L'Explication Prémisse
Cet article permet à une partie d'obtenir rapidement une décision d’avenir quand un contrat risque d’être annulé : elle peut écrire à la personne qui pourrait invoquer la nullité pour lui demander, par écrit, soit de confirmer le contrat soit de saisir la justice pour le faire annuler, et ce dans un délai de six mois sous peine de forclusion (perte du droit d’agir). La règle exige que la cause de la nullité ait disparu (par exemple un vice réparé ou une condition levée) et que l’écrit précise expressément que si aucune action en nullité n’est engagée dans les six mois, le contrat sera réputé confirmé. L’objectif est de faire cesser l’incertitude juridique et d’empêcher qu’un droit à l’annulation soit conservé indéfiniment sans être exercé.

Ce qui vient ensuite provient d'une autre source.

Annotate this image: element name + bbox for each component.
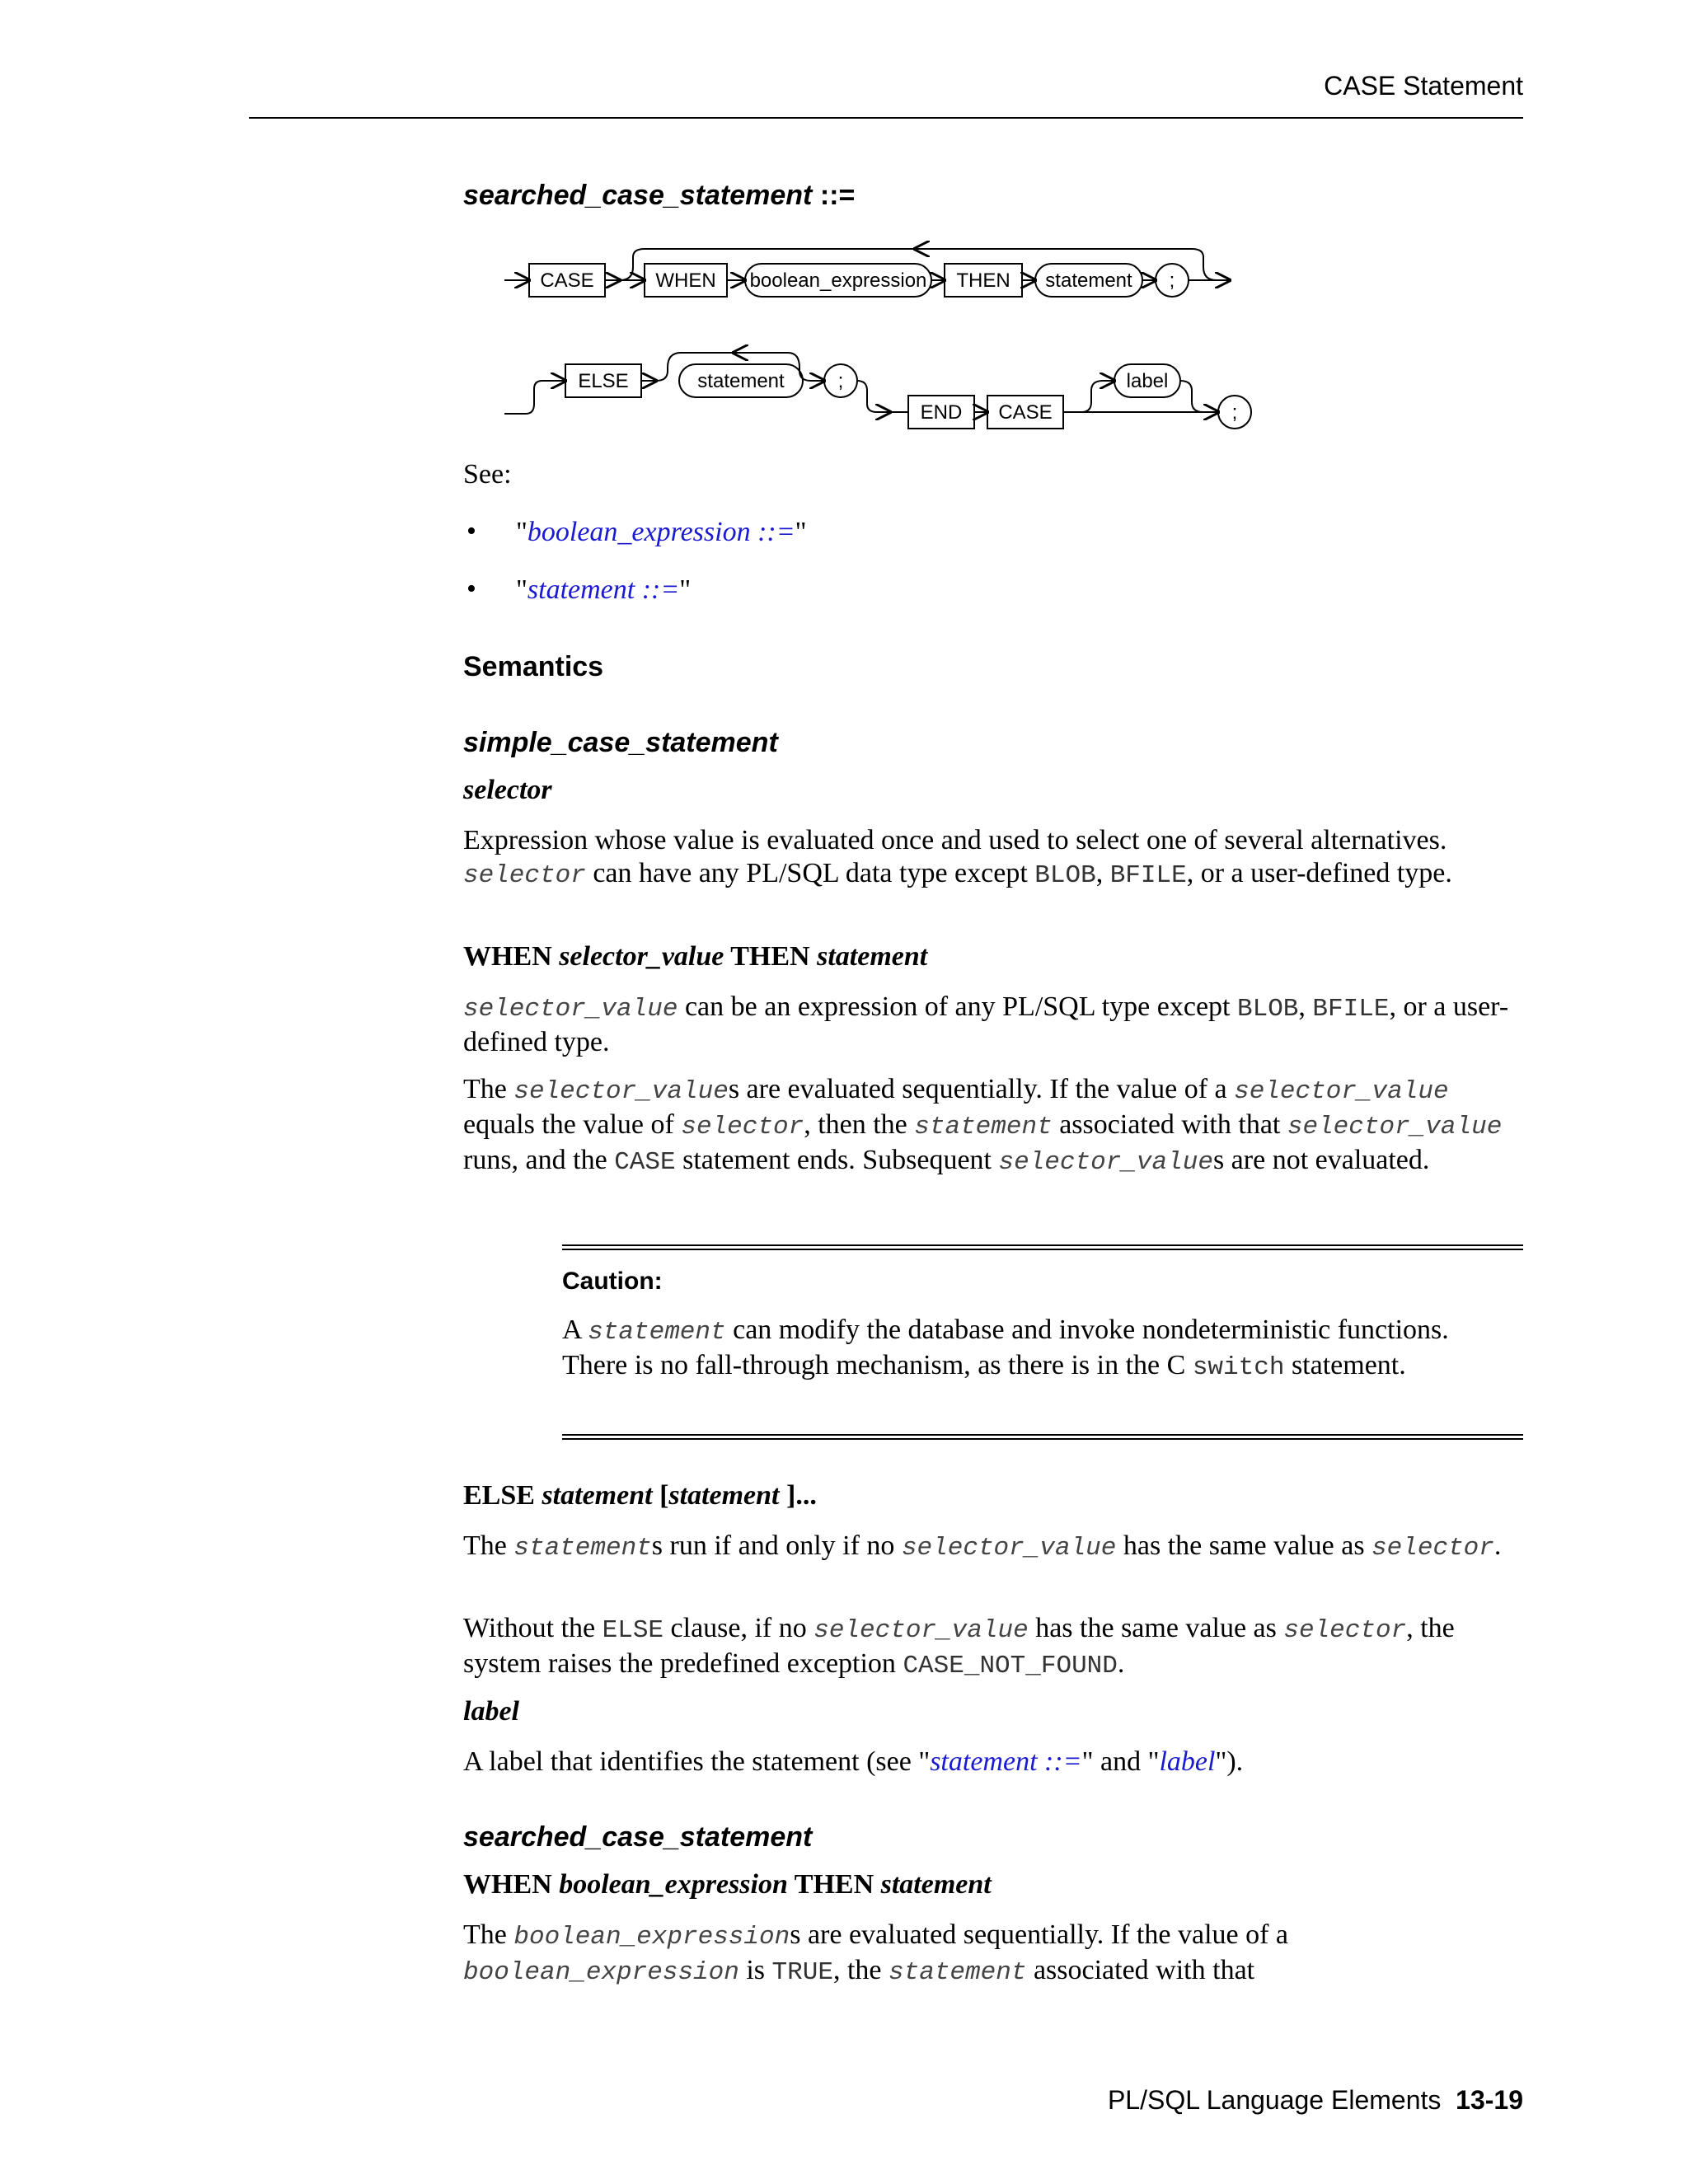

Vous achetez un véhicule auprès d’un particulier. Plus tard, vous apprenez qu’un tiers (le véritable propriétaire) pourrait contester la vente parce qu’il n’avait pas autorisé la cession. Pour clarifier la situation, vous envoyez au prétendu propriétaire une lettre recommandée lui demandant soit de confirmer la vente (qu’il renonce à la nullité), soit d’engager une procédure en nullité dans les six mois. Si ce tiers ne fait rien pendant six mois et que la cause de la nullité (par exemple l’incertitude sur la propriété) a cessé, la vente sera alors réputée confirmée et vous ne pourrez plus être privé du véhicule pour ce motif.
- Initiative : une partie peut sommer par écrit celle qui pourrait invoquer la nullité de choisir entre confirmation ou action en nullité.
- Délai : l’action doit intervenir dans un délai de six mois, sous peine de forclusion (perte du droit d’agir).
- Condition de départ : le délai court une fois que la cause de la nullité a cessé (ex. vice corrigé, condition disparue).
- Formalisme : la demande doit être écrite et mentionner expressément que, sans action en nullité dans les six mois, le contrat sera réputé confirmé.
- Effet de la confirmation tacite : si le demandeur ne saisit pas la justice dans le délai, le contrat est réputé confirmé et la protection contre la nullité disparaît.
- But pratique : éviter l’insécurité juridique en forçant une décision rapide sur la validité du contrat.